Democratic Senator Sheldon Whitehouse of Rhode Island is defending his membership in a private beach club that has all-white membership.
Whitehouse told reporters that Bailey’s Beach Club “has informed me that it does, in fact, have diversity of membership.” However, he didn’t say that he witnessed it for himself.
Bailey’s Beach Club is a 124-year-old private club in Newport, Rhode Island. A spokesperson for Whitehouse claims the club has no “restrictive policy.” It is officially known as Spouting Rock Beach Association, named for a geological formation.
During his run for the Senate in 2006, Whitehouse, a progressive Democrat, reportedly vowed to quit his membership in the exclusive club. Instead, he simply transferred his shares to his wife, Sandra Thornton Whitehouse.

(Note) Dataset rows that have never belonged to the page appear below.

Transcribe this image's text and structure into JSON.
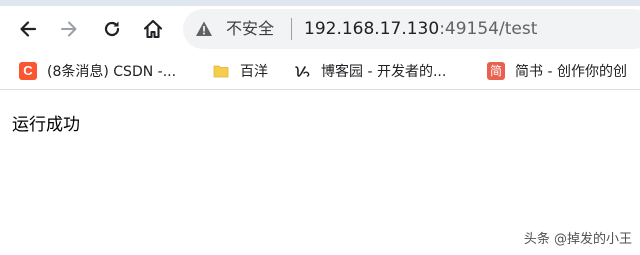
{
  "omnibox": {
    "security_label": "不安全",
    "url_host": "192.168.17.130",
    "url_rest": ":49154/test"
  },
  "bookmarks": [
    {
      "label": "(8条消息) CSDN -...",
      "icon": "csdn-icon",
      "icon_text": "C",
      "color": "#fc5531"
    },
    {
      "label": "百洋",
      "icon": "folder-icon",
      "color": "#f6cc4b"
    },
    {
      "label": "博客园 - 开发者的...",
      "icon": "cnblogs-icon"
    },
    {
      "label": "简书 - 创作你的创",
      "icon": "jianshu-icon",
      "icon_text": "简",
      "color": "#e9604f"
    }
  ],
  "page": {
    "body_text": "运行成功"
  },
  "watermark": {
    "text": "头条 @掉发的小王"
  }
}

According to GoLocal Providence, which confronted Whitehouse again recently, he remains a member, and his wife is now one of Bailey’s Beach Club’s biggest shareholders. She’s there most summer days, the outlet reports.
“I think the people who are running the place are still working on that, and I’m sorry it hasn’t happened yet,” Whitehouse said in response to questions about its diversity. “It’s a long tradition in Rhode Island, and there are many of them, and I think we just need to work our way through the issues, thank you,” he said, while being led away by an aide.
Bailey’s Beach Club is one of the most exclusive private clubs in the country. GoLocal described its 500-person membership as “a who’s who Newport, Palm Beach and New York wealth.”
According to a 2003 article in The New York Times, the most diverse members of the club were some Jewish families. The Summer Places profile noted that one member had biracial grandchildren, related to Adam Clayton Powell III, who would occasionally visit.
Whitehouse has frequently spoken out against systemic racism in the U.S., particularly in 2020 after the killings of George Floyd, Ahmaud Arbery and Breonna Taylor in Minneapolis, Brunswick and Louisville.
“We hear the voices of the peaceful protestors who have marched,” he tweeted after leading congressional Democrats in a moment of silence last June in Emancipation Hall in the U.S. Capitol. “We can and must do better to root out systemic racism in its many forms and meet America’s full promise of justice for all.”